Malgré les différents problèmes de la filière, les légumes n’ont jamais été aussi plébiscités par l’ensemble des français, même s’ils n’ont globalement pas réussi à atteindre le challenge de 10 portions de fruits et légumes par jour (lancé à l’initiative d’Interfel en 1999), réduit à 5 en 2007 dans le cadre d’une campagne de prophylaxie du Programme National Nutrition Santé (PNNS). En 2022, 622 millions de conserves de légumes et 286376 tonnes de légumes surgelés ont été vendus en France. De plus en plus de consommateurs se déclarent flexitariens puisqu’ils sont aujourd’hui 49 % à le faire. Le principe ? Manger moins de viande, moins souvent, mais de meilleure qualité. Ce qui oblige à modifier son alimentation et laisser une plus grande place aux fruits et légumes dans les repas où il n’y a pas de viande. Les consommateurs veulent plus que jamais des produits sains, de saison, cultivés plein champs, accessibles et durables. Les légumes en conserve et les surgelés répondent entièrement à ces doléances. Par ailleurs, ils veulent limiter le gaspillage et maîtriser leur budget. En effet, chaque année 150 kg de nourriture par personne partent à la poubelle ! Si les fruits et légumes en conserve et surgelés ont subis une hausse de prix (8 % pour les premiers et 4,5 % sur les seconds), ils sont de véritables produits antigaspi ! Les surgelés permettent de contrôler au gramme près la quantité voulue et les conserves, grâce à leur différents formats, limitent les déchets.

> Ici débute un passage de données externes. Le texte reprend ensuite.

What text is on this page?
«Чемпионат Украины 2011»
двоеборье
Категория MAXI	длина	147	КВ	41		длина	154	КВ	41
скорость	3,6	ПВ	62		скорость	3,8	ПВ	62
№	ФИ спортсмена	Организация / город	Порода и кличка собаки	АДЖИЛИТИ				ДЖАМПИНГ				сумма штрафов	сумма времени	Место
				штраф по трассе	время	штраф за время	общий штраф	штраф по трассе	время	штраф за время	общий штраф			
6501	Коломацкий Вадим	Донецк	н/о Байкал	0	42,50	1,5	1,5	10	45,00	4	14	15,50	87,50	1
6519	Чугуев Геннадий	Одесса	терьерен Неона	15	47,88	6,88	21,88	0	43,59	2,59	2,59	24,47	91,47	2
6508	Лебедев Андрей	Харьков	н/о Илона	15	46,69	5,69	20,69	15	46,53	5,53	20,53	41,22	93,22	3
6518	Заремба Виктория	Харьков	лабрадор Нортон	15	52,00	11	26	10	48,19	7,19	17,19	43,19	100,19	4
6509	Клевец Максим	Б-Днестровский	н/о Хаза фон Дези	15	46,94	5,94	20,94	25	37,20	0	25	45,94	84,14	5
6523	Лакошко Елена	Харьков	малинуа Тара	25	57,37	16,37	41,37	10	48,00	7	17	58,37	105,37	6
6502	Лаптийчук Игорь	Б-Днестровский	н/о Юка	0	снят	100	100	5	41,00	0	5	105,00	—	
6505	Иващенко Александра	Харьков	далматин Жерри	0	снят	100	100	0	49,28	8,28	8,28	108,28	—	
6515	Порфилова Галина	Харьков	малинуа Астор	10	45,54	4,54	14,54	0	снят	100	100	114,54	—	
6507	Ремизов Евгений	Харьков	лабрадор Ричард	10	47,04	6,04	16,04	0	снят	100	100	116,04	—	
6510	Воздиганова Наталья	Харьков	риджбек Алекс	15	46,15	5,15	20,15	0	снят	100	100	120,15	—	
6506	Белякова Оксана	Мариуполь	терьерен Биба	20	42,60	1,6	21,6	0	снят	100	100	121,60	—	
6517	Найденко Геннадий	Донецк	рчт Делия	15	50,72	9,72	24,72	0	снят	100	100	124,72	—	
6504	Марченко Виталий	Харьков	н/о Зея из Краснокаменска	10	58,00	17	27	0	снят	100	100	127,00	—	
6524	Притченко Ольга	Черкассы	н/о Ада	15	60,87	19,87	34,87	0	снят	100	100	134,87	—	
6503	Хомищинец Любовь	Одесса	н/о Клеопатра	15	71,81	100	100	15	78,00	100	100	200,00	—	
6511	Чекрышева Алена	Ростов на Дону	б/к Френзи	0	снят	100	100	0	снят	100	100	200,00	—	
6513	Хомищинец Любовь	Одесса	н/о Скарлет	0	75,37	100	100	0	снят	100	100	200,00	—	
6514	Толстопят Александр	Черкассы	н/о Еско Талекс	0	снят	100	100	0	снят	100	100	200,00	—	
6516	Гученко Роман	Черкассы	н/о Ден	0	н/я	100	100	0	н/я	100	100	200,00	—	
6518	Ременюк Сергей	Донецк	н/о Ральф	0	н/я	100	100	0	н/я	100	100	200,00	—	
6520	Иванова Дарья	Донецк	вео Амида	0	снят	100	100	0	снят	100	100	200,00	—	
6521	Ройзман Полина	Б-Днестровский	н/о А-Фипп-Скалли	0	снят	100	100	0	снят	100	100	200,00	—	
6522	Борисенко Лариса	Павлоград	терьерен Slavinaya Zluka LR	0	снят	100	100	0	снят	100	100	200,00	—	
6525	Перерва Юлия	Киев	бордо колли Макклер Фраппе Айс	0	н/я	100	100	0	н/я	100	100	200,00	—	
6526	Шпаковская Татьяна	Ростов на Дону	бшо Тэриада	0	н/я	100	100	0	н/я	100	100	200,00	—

Et demain ? Continuerons-nous à manger des légumes en conserve ou surgelés ? Les professionnels de la filière s’engagent d’ici 2027 à réfléchir et agir ensemble autour de trois axes (environnemental, économique, social) définis dans une démarche collective intitulée « Les Légumiers de demain ». De plus, ils souhaitent contribuer activement au projet de Plan de Souveraineté Alimentaire initié par le Gouvernement lequel doit permettre à la filière, à l’aube de 2023, d’atteindre 52 % de production et transformation nationales dans la consommation française.